Rabat – Russian President Vladimir Putin said his country, as well as Iran and Turkey had agreed to meet with Syrian President Bashar Al Assad for peace talks in the capital of Kazakhstan to resolve the Syrian political crisis.
Putin said the next step will be instituting a nationwide ceasefire. He added that the takeover of Aleppo by Assad’s forces this week had not required the support of Russian airstrikes, Iranian support, or any other kind of outside help.
Russian Deputy Foreign Minister Gennadiy Gatilov said earlier today that the talks are expected to take place in mid-January 2017.
The Russian Ambassador to Turkey was assassinated this week by a man who committed the violent act to avenge the deaths of Syrians by Russian airstrikes. Turkey’s official position has been against Assad’s regime, though the country has worked with Russia in anti-Islamic State campaigns near the Turko-Syrian border.
Kazakhstan, a former Soviet republic, has remained a close ally of Russia since gaining independence in 1991. The talks will take place in Putin’s home field, instead of a location preferred by Washington, which vocally supported the rebels in their push for regime change.

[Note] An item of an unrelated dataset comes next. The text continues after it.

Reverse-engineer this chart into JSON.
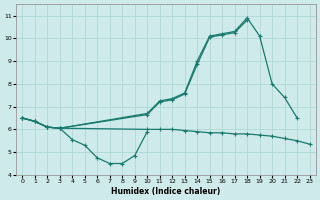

It remains unclear what role the United States – which will be in the midst of a transition of power from President Barack Obama to President-elect Donald Trump as the talks occur – will play in the negotiations.
The Diplomat highlighted last week that Kazakhstan has maintained a “longstanding strategic partnership” with Assad’s regime and will support Russia’s lasting influence in the country.
Kazakh President Nursultan Nazarbayev – who, like his neighbors, runs a cult of personality-based government – will also support efforts to suppress Islamist anti-Assad factions, some of whom may pose a threat to Kazakhstan’s security.
Kazakhstan has remained officially neutral on the Syrian Civil War since its start in 2011. In 2015, the Central Asian country invited 30 leaders from factions opposing Assad to conduct peace talks, which, ultimately, failed.